20. A superconductive connection as claimed in claim 18 wherein said magnet winding of said magnet of said magnetic resonance tomography system is operable in a persistent current mode.

21. A method for producing a superconductive connection of end pieces of at least two superconductors, each of said at least two superconductors having a matrix of normally-conductive material and at least one conductor lead, of superconductive material, in said matrix, said method comprising the steps of:

at least partially stripping the respective end pieces of said at least two superconductors of said matrix material, thereby forming stripped conductor leads;

inserting the stripped conductor leads into a connector element having a cross-section, said connector element being selected from the group consisting of sheaths and bushings;

also inserting MgB₂contact material into said connector element together with the stripped conductor leads, thereby producing a filled connector element; and

reducing the cross-section of the filled connector element.
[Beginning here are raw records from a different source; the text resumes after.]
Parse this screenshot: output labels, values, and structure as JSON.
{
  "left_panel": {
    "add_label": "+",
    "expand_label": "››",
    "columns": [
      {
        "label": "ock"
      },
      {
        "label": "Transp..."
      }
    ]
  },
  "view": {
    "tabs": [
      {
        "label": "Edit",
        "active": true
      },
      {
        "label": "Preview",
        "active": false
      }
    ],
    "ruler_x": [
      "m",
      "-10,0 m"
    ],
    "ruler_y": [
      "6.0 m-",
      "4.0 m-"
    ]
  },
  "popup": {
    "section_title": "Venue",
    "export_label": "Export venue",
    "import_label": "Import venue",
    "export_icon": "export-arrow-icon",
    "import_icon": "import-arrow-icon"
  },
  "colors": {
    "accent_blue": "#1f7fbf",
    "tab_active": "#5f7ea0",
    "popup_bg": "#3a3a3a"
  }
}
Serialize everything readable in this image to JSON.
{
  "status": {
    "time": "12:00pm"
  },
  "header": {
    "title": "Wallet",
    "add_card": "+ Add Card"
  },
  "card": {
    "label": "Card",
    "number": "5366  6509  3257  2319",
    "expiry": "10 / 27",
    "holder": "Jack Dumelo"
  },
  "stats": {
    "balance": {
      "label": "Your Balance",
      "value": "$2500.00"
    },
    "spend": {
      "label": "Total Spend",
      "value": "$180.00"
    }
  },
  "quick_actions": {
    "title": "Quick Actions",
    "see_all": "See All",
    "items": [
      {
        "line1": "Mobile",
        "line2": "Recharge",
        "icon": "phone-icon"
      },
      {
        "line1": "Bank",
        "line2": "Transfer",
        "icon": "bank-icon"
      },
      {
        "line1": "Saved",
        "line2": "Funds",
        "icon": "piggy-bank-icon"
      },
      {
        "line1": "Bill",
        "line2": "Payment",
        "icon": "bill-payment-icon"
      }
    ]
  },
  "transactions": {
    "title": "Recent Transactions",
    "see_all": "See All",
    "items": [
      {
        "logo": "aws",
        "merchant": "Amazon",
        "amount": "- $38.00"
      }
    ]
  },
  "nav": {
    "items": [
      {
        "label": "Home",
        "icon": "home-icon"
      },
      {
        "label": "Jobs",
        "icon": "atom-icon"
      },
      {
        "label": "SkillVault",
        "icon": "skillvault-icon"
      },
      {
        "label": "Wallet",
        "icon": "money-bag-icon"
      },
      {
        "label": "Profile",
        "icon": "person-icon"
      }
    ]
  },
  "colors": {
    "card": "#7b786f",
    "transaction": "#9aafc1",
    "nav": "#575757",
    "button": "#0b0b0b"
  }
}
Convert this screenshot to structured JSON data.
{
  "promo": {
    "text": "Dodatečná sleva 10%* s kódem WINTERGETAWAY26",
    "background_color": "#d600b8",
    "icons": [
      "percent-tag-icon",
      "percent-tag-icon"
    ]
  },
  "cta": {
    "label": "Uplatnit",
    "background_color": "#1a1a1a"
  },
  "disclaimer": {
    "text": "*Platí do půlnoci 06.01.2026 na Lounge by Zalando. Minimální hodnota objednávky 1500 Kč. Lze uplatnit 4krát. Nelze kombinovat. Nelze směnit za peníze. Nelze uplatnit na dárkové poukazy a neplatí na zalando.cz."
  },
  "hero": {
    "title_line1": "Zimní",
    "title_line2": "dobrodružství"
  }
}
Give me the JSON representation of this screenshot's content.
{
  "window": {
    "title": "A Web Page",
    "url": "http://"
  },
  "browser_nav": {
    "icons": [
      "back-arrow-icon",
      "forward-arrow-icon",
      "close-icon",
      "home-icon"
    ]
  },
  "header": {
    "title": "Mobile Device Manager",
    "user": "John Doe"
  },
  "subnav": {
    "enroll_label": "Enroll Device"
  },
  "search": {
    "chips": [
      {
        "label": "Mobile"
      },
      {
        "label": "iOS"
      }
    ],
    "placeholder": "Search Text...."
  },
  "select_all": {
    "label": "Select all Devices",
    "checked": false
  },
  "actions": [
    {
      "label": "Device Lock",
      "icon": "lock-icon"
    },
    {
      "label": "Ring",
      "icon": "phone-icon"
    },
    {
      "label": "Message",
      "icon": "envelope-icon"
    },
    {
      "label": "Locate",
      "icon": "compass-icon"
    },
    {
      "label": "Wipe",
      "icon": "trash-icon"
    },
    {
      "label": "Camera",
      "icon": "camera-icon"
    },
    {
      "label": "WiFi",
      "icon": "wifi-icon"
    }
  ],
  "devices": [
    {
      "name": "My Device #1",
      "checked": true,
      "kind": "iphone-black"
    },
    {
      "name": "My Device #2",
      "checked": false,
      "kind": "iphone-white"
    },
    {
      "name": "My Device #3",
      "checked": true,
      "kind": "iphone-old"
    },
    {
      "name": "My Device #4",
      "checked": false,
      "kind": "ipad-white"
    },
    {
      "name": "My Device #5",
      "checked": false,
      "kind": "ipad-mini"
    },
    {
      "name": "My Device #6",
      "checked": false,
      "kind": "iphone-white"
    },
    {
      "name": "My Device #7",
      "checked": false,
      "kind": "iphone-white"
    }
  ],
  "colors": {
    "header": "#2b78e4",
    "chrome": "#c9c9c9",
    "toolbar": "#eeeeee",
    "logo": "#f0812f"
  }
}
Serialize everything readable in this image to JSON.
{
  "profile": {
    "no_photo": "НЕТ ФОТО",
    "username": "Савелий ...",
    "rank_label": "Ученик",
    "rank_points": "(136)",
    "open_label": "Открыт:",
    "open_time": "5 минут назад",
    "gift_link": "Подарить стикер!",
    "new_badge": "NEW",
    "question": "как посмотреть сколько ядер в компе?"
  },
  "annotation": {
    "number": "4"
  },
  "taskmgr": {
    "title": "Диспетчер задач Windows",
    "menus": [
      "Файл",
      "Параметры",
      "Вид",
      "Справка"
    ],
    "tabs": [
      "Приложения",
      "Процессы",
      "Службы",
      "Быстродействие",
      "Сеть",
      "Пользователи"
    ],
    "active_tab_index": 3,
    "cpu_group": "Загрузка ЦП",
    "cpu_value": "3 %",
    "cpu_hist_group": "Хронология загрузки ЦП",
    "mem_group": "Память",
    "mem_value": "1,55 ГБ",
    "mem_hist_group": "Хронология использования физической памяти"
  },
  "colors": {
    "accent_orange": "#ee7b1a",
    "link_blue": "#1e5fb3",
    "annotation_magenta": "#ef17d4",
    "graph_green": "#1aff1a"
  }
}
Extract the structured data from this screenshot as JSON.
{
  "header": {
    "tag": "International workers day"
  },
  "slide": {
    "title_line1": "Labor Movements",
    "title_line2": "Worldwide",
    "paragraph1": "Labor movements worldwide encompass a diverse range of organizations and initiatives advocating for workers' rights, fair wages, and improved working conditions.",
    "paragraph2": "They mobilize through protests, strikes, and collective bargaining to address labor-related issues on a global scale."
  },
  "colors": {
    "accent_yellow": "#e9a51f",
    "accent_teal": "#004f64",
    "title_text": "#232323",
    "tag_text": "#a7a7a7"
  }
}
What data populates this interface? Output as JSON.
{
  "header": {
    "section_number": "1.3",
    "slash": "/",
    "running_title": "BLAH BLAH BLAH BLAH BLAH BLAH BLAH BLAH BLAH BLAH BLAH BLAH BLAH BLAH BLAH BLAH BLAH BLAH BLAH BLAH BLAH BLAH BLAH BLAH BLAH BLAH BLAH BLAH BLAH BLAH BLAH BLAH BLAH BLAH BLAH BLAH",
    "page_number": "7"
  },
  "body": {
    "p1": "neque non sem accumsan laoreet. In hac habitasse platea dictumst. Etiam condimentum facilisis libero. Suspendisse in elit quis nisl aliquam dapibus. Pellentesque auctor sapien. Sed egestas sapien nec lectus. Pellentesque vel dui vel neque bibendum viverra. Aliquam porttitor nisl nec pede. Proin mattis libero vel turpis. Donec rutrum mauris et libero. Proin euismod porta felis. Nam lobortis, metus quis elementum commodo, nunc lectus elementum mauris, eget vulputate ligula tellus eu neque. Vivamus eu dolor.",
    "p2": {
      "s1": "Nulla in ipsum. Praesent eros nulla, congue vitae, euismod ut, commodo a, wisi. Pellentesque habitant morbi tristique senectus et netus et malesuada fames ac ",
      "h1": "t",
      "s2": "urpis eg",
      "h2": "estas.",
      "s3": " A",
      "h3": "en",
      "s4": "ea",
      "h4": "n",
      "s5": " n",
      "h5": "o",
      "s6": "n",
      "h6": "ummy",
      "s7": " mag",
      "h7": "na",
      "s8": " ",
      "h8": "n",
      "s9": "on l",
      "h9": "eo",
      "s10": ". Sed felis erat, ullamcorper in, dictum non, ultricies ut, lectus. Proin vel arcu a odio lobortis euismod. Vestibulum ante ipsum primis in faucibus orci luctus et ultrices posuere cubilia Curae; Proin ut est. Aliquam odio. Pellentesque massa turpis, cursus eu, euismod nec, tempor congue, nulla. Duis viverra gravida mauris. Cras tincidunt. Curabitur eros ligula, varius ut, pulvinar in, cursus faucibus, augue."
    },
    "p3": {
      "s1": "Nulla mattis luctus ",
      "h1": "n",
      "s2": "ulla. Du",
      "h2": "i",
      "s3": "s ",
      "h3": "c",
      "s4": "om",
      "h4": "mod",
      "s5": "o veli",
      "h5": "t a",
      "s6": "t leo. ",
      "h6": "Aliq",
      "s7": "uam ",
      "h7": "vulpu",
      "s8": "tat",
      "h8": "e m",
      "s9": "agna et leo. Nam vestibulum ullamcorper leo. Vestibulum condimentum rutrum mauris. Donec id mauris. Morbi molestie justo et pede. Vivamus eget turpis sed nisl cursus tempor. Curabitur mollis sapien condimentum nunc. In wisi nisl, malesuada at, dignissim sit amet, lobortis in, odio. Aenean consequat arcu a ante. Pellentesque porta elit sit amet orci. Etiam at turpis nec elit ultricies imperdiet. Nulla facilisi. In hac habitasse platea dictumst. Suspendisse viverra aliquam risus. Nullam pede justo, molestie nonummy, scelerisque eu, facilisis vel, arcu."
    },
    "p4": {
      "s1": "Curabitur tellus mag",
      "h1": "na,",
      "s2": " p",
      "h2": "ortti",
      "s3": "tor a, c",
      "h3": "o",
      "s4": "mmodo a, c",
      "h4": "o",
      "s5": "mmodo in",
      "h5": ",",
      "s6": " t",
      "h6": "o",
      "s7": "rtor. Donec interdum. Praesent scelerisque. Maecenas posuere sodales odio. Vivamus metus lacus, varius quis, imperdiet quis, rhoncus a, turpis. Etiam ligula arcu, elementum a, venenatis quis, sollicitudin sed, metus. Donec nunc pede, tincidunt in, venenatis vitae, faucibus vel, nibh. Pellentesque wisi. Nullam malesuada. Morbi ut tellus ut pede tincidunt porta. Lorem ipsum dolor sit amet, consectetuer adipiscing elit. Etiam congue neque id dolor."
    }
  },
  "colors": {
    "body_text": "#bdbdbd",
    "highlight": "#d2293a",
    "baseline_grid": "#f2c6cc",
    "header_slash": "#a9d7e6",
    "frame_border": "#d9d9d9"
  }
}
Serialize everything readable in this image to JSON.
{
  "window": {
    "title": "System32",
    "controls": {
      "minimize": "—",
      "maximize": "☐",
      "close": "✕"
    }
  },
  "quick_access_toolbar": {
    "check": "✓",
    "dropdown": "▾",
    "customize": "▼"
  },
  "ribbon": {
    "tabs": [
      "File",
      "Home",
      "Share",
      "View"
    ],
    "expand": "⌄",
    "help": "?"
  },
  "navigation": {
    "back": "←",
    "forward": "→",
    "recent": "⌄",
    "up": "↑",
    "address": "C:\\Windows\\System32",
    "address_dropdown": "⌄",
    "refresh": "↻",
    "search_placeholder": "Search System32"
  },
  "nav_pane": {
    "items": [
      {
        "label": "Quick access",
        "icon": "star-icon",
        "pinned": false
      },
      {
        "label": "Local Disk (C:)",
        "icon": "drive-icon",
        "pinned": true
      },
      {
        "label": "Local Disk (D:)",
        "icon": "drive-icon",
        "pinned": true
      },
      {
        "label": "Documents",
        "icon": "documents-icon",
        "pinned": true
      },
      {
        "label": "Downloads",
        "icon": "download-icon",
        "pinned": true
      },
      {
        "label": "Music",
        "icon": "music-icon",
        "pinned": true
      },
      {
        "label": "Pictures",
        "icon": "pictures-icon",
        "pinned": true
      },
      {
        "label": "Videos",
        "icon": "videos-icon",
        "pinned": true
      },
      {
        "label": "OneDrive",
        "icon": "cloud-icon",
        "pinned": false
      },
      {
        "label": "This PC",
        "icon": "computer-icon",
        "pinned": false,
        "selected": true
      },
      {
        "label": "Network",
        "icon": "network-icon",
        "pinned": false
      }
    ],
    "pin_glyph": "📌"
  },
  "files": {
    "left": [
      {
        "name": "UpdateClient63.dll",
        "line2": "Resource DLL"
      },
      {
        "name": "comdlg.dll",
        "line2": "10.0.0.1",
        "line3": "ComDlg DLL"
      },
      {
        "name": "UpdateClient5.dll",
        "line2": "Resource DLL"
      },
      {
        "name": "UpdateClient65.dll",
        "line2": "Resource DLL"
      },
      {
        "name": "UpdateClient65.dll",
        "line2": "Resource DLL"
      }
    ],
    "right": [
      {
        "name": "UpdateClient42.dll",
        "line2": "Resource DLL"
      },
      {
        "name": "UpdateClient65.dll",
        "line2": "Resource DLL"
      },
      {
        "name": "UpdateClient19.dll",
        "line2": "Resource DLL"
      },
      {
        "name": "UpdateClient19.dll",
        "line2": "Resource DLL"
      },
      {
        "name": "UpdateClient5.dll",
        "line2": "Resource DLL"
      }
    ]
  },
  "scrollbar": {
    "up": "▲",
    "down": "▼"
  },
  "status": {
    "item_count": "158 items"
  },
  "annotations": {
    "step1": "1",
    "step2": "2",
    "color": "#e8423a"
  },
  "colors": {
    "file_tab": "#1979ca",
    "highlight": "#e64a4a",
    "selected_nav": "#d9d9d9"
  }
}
22. A method as claimed in claim 21 comprising introducing said MgB₂contacting material into said connector element in powder form.

23. A method as claimed in claim 22 comprising exposing said filled connector element to a heat treatment after or during reducing the cross-section of said filled connector element.

24. A method as claimed in claim 23 comprising, in said heat treatment, exposing the filled connector element to a temperature below 600° C.

25. A method as claimed in claim 23 comprising, in said heat treatment, exposing the filled connector element to a temperature below 250° C.